Assume the population distribution of FEV is normal with standard deviation 400 mLi.

(a) find P(E) is n=15 and population mean is 2800 mLi

(B) find P(E) is n=15 and the population mean is 2600mLi

(C) How does P(E) depend on the population mean?

To find P(E) given a normal distribution with a known standard deviation, you can use the standard normal distribution table or calculator to convert the given values into z-scores and then find the corresponding probabilities.

(a) To find P(E) when n=15 and the population mean is 2800 mLi:
1. Calculate the standard error of the mean (SE) by dividing the standard deviation by the square root of the sample size:
SE = 400 / √15 ≈ 103.28 mLi

2. Calculate the z-score using the formula:
z = (x - μ) / SE
where x is the population mean and μ is the sample mean. In this case, x = 2800 mLi and μ = 2800 mLi, so the z-score will be 0.

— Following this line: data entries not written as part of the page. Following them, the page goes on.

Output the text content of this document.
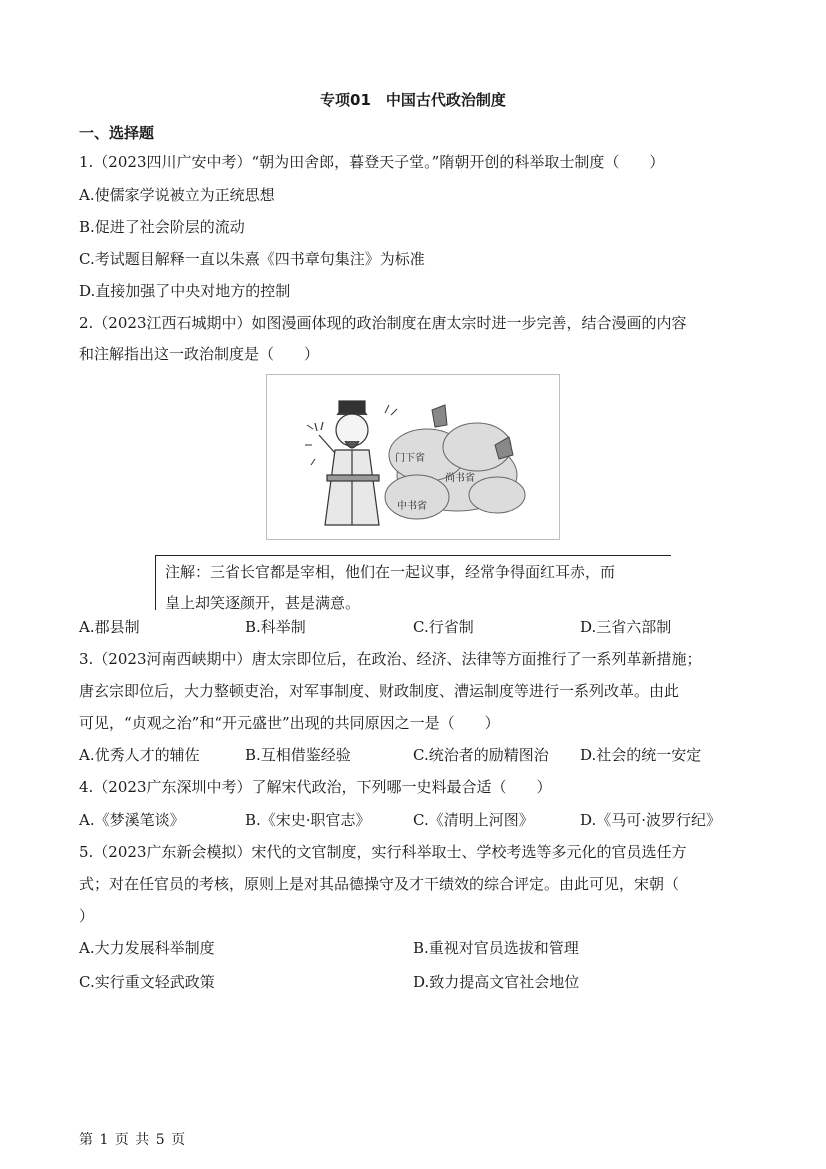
专项01　中国古代政治制度
一、选择题
1.（2023四川广安中考）“朝为田舍郎，暮登天子堂。”隋朝开创的科举取士制度（　　）
A.使儒家学说被立为正统思想
B.促进了社会阶层的流动
C.考试题目解释一直以朱熹《四书章句集注》为标准
D.直接加强了中央对地方的控制
2.（2023江西石城期中）如图漫画体现的政治制度在唐太宗时进一步完善，结合漫画的内容
和注解指出这一政治制度是（　　）
门下省
尚书省
中书省
注解：三省长官都是宰相，他们在一起议事，经常争得面红耳赤，而
皇上却笑逐颜开，甚是满意。
A.郡县制	B.科举制	C.行省制	D.三省六部制
3.（2023河南西峡期中）唐太宗即位后，在政治、经济、法律等方面推行了一系列革新措施；
唐玄宗即位后，大力整顿吏治，对军事制度、财政制度、漕运制度等进行一系列改革。由此
可见，“贞观之治”和“开元盛世”出现的共同原因之一是（　　）
A.优秀人才的辅佐	B.互相借鉴经验	C.统治者的励精图治 D.社会的统一安定
4.（2023广东深圳中考）了解宋代政治，下列哪一史料最合适（　　）
A.《梦溪笔谈》	B.《宋史·职官志》	C.《清明上河图》	D.《马可·波罗行纪》
5.（2023广东新会模拟）宋代的文官制度，实行科举取士、学校考选等多元化的官员选任方
式；对在任官员的考核，原则上是对其品德操守及才干绩效的综合评定。由此可见，宋朝（
）
A.大力发展科举制度	B.重视对官员选拔和管理
C.实行重文轻武政策	D.致力提高文官社会地位
第 1 页 共 5 页
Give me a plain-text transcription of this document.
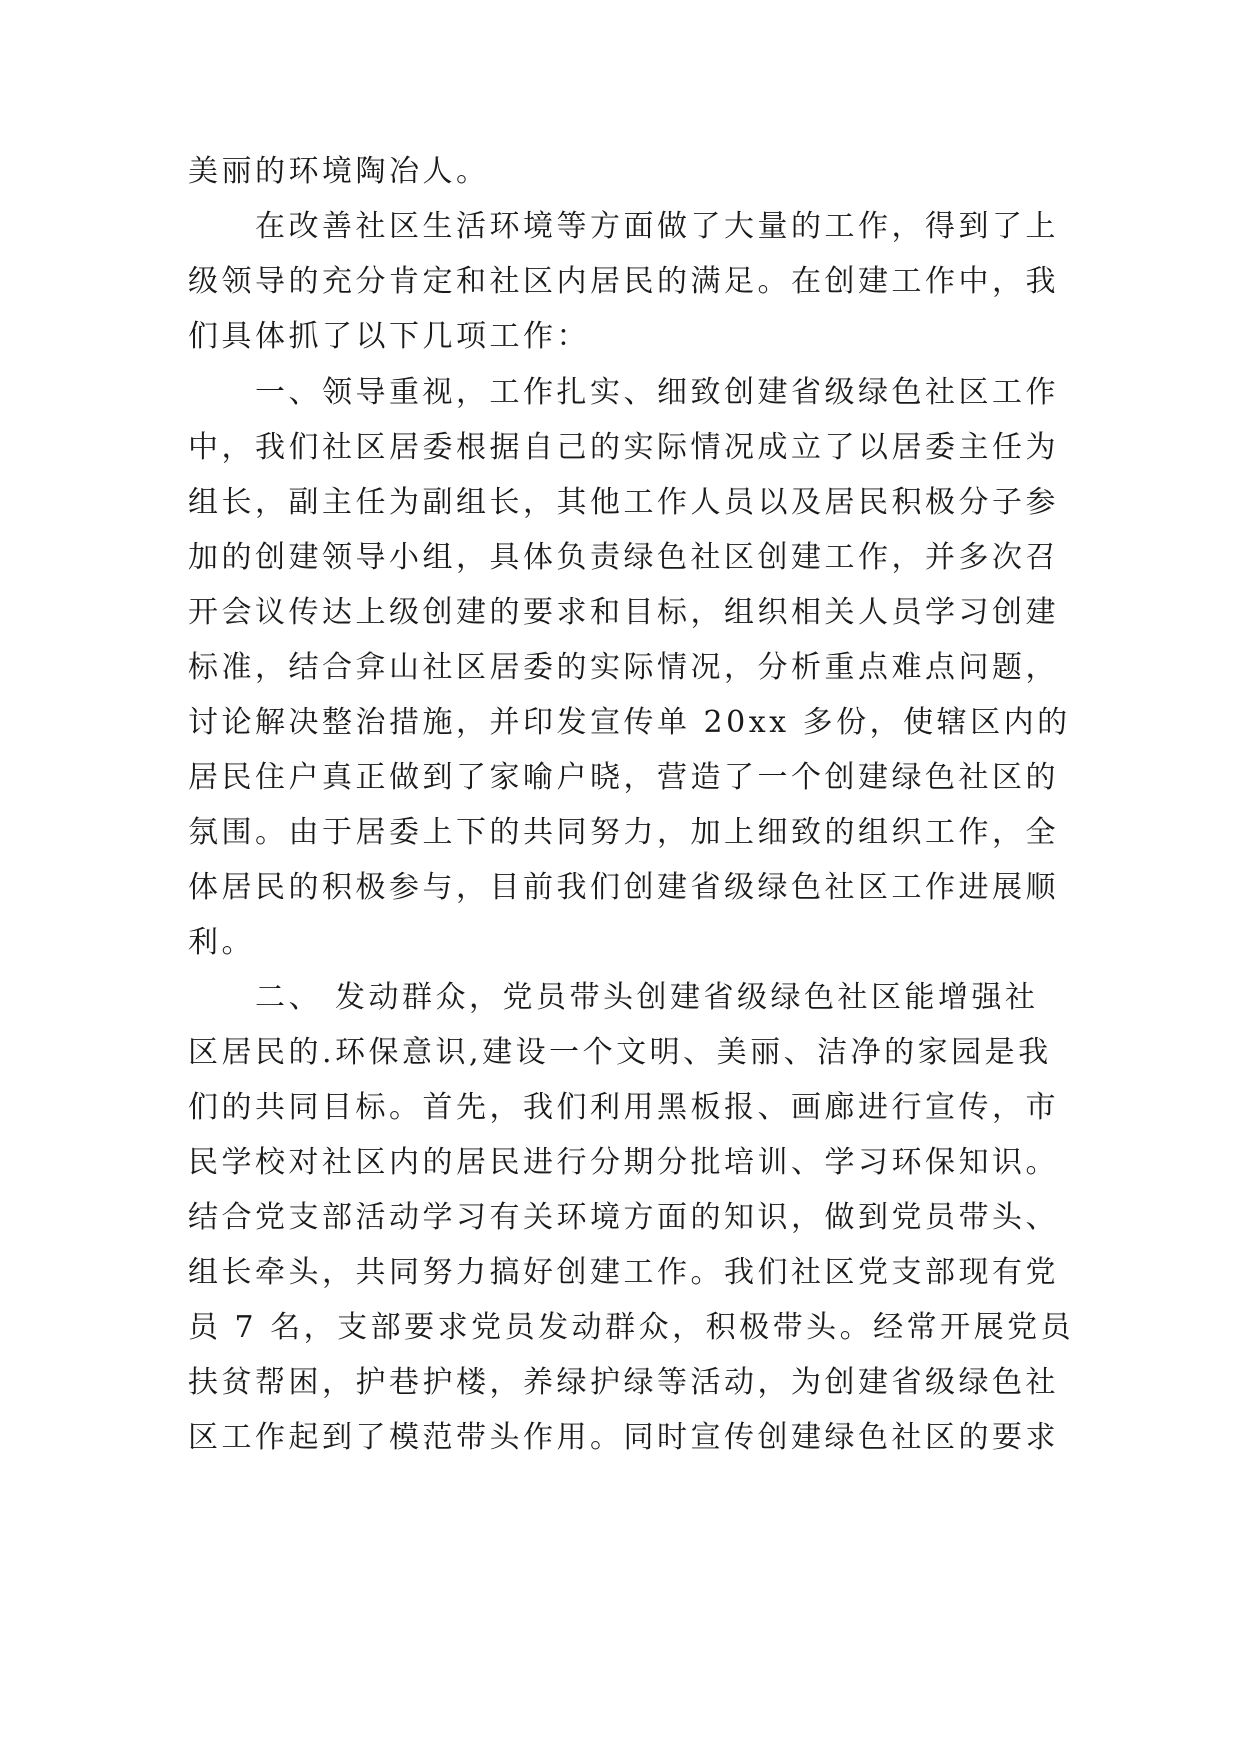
美丽的环境陶冶人。
在改善社区生活环境等方面做了大量的工作，得到了上
级领导的充分肯定和社区内居民的满足。在创建工作中，我
们具体抓了以下几项工作：
一、领导重视，工作扎实、细致创建省级绿色社区工作
中，我们社区居委根据自己的实际情况成立了以居委主任为
组长，副主任为副组长，其他工作人员以及居民积极分子参
加的创建领导小组，具体负责绿色社区创建工作，并多次召
开会议传达上级创建的要求和目标，组织相关人员学习创建
标准，结合弇山社区居委的实际情况，分析重点难点问题，
讨论解决整治措施，并印发宣传单 20xx 多份，使辖区内的
居民住户真正做到了家喻户晓，营造了一个创建绿色社区的
氛围。由于居委上下的共同努力，加上细致的组织工作，全
体居民的积极参与，目前我们创建省级绿色社区工作进展顺
利。
二、 发动群众，党员带头创建省级绿色社区能增强社
区居民的.环保意识,建设一个文明、美丽、洁净的家园是我
们的共同目标。首先，我们利用黑板报、画廊进行宣传，市
民学校对社区内的居民进行分期分批培训、学习环保知识。
结合党支部活动学习有关环境方面的知识，做到党员带头、
组长牵头，共同努力搞好创建工作。我们社区党支部现有党
员 7 名，支部要求党员发动群众，积极带头。经常开展党员
扶贫帮困，护巷护楼，养绿护绿等活动，为创建省级绿色社
区工作起到了模范带头作用。同时宣传创建绿色社区的要求
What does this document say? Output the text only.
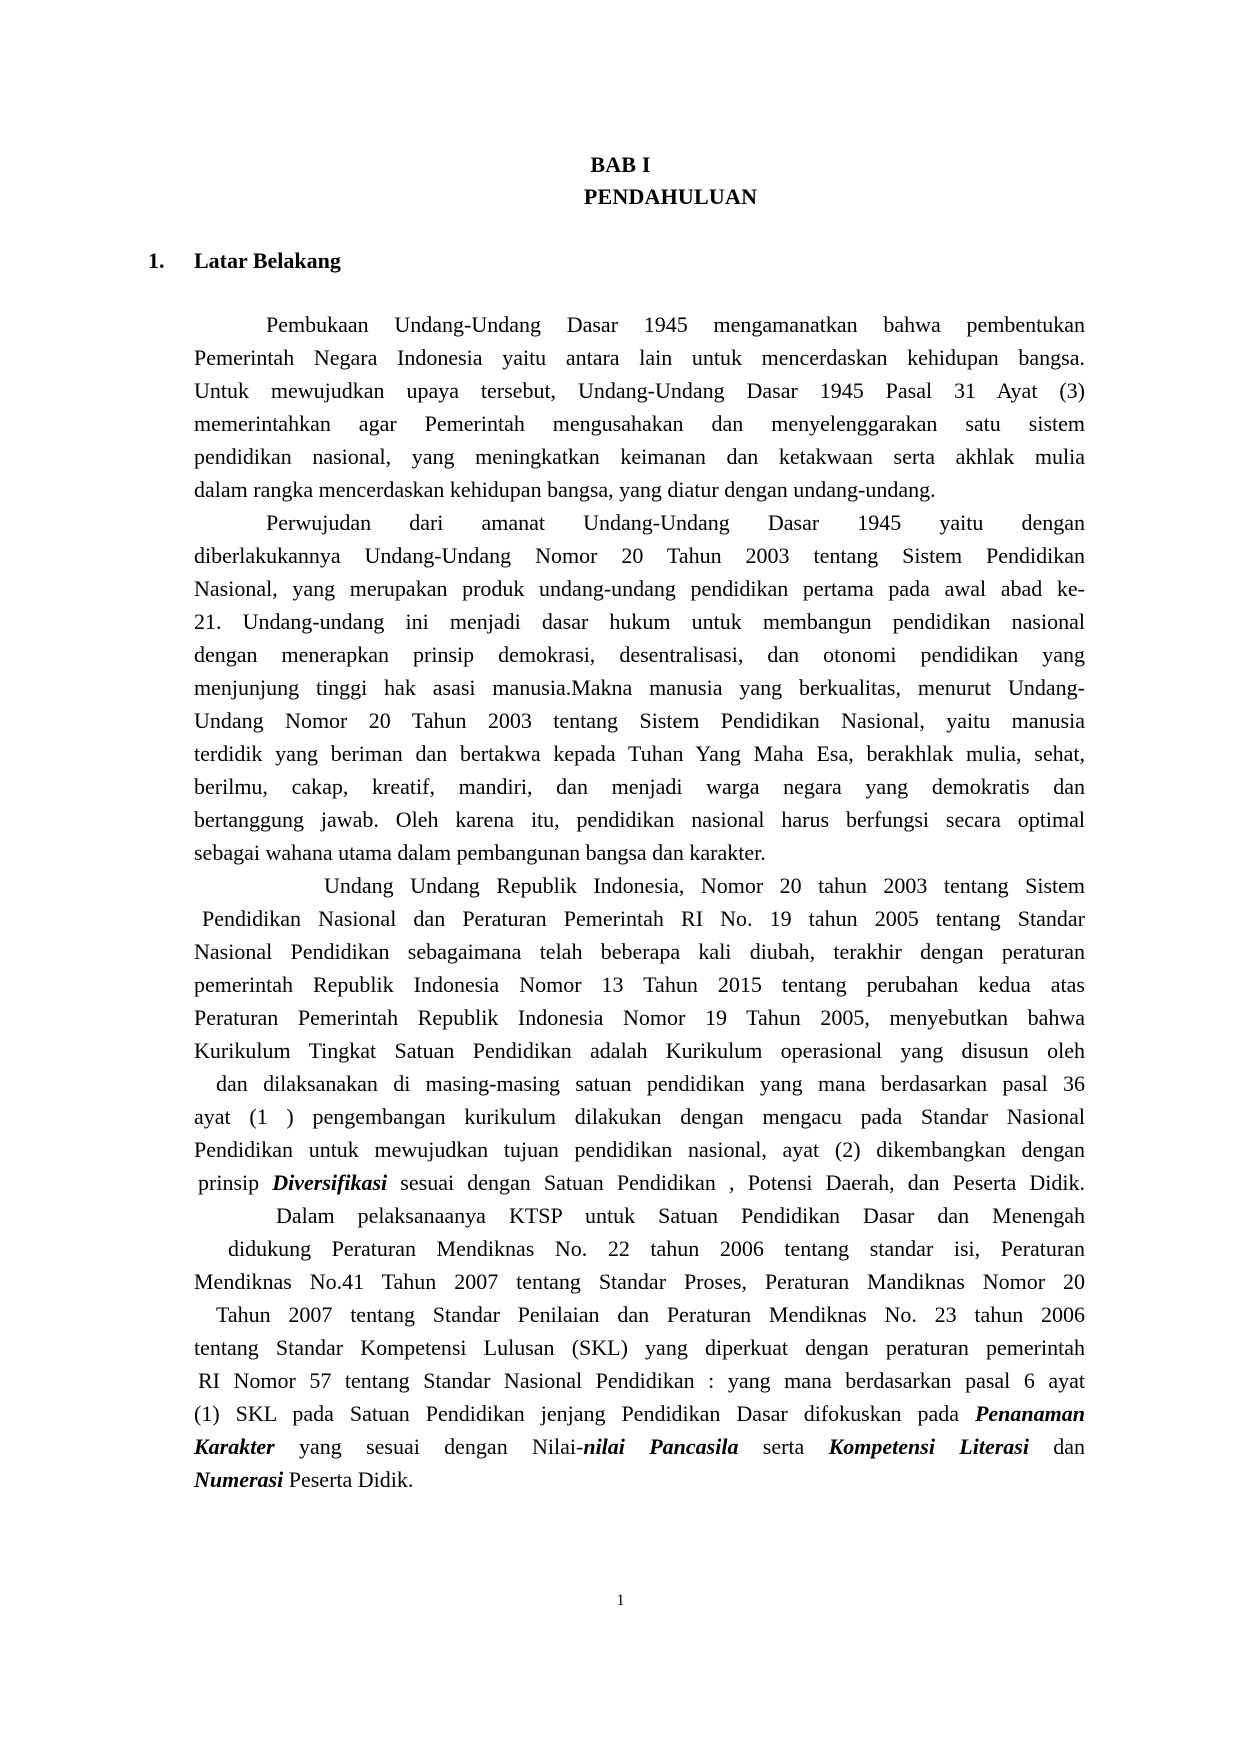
BAB I
PENDAHULUAN
1. Latar Belakang
Pembukaan Undang-Undang Dasar 1945 mengamanatkan bahwa pembentukan
Pemerintah Negara Indonesia yaitu antara lain untuk mencerdaskan kehidupan bangsa.
Untuk mewujudkan upaya tersebut, Undang-Undang Dasar 1945 Pasal 31 Ayat (3)
memerintahkan agar Pemerintah mengusahakan dan menyelenggarakan satu sistem
pendidikan nasional, yang meningkatkan keimanan dan ketakwaan serta akhlak mulia
dalam rangka mencerdaskan kehidupan bangsa, yang diatur dengan undang-undang.
Perwujudan dari amanat Undang-Undang Dasar 1945 yaitu dengan
diberlakukannya Undang-Undang Nomor 20 Tahun 2003 tentang Sistem Pendidikan
Nasional, yang merupakan produk undang-undang pendidikan pertama pada awal abad ke-
21. Undang-undang ini menjadi dasar hukum untuk membangun pendidikan nasional
dengan menerapkan prinsip demokrasi, desentralisasi, dan otonomi pendidikan yang
menjunjung tinggi hak asasi manusia.Makna manusia yang berkualitas, menurut Undang-
Undang Nomor 20 Tahun 2003 tentang Sistem Pendidikan Nasional, yaitu manusia
terdidik yang beriman dan bertakwa kepada Tuhan Yang Maha Esa, berakhlak mulia, sehat,
berilmu, cakap, kreatif, mandiri, dan menjadi warga negara yang demokratis dan
bertanggung jawab. Oleh karena itu, pendidikan nasional harus berfungsi secara optimal
sebagai wahana utama dalam pembangunan bangsa dan karakter.
Undang Undang Republik Indonesia, Nomor 20 tahun 2003 tentang Sistem
Pendidikan Nasional dan Peraturan Pemerintah RI No. 19 tahun 2005 tentang Standar
Nasional Pendidikan sebagaimana telah beberapa kali diubah, terakhir dengan peraturan
pemerintah Republik Indonesia Nomor 13 Tahun 2015 tentang perubahan kedua atas
Peraturan Pemerintah Republik Indonesia Nomor 19 Tahun 2005, menyebutkan bahwa
Kurikulum Tingkat Satuan Pendidikan adalah Kurikulum operasional yang disusun oleh
dan dilaksanakan di masing-masing satuan pendidikan yang mana berdasarkan pasal 36
ayat (1 ) pengembangan kurikulum dilakukan dengan mengacu pada Standar Nasional
Pendidikan untuk mewujudkan tujuan pendidikan nasional, ayat (2) dikembangkan dengan
prinsip Diversifikasi sesuai dengan Satuan Pendidikan , Potensi Daerah, dan Peserta Didik.
Dalam pelaksanaanya KTSP untuk Satuan Pendidikan Dasar dan Menengah
didukung Peraturan Mendiknas No. 22 tahun 2006 tentang standar isi, Peraturan
Mendiknas No.41 Tahun 2007 tentang Standar Proses, Peraturan Mandiknas Nomor 20
Tahun 2007 tentang Standar Penilaian dan Peraturan Mendiknas No. 23 tahun 2006
tentang Standar Kompetensi Lulusan (SKL) yang diperkuat dengan peraturan pemerintah
RI Nomor 57 tentang Standar Nasional Pendidikan : yang mana berdasarkan pasal 6 ayat
(1) SKL pada Satuan Pendidikan jenjang Pendidikan Dasar difokuskan pada Penanaman
Karakter yang sesuai dengan Nilai-nilai Pancasila serta Kompetensi Literasi dan
Numerasi Peserta Didik.
1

3. Use the z-score to find the corresponding probability using the standard normal distribution table or calculator. The probability corresponding to a z-score of 0 is 0.5000, or 50%.

Therefore, P(E) is 50% when n=15 and the population mean is 2800 mLi.

(b) To find P(E) when n=15 and the population mean is 2600 mLi:
1. Calculate the standard error of the mean (SE) as done previously:
SE = 400 / √15 ≈ 103.28 mLi

2. Calculate the z-score using the formula:
z = (x - μ) / SE
where x is the population mean and μ is the sample mean. In this case, x = 2800 mLi and μ = 2600 mLi. Plugging in these values, we get:
z = (2600 - 2800) / 103.28 = -1.9342 (rounded to four decimal places)

3. Use the z-score to find the corresponding probability using the standard normal distribution table or calculator. The probability corresponding to a z-score of -1.9342 is approximately 0.0276, or 2.76%.

Therefore, P(E) is approximately 2.76% when n=15 and the population mean is 2600 mLi.

(c) P(E) depends on the population mean because the z-score is computed using the difference between the population mean and the sample mean. As the population mean becomes smaller in relation to the sample mean, the z-score decreases, resulting in a smaller probability P(E). Conversely, if the population mean becomes larger in relation to the sample mean, the z-score increases, resulting in a larger probability P(E). In other words, the probability P(E) is influenced by how much the sample mean deviates from the population mean.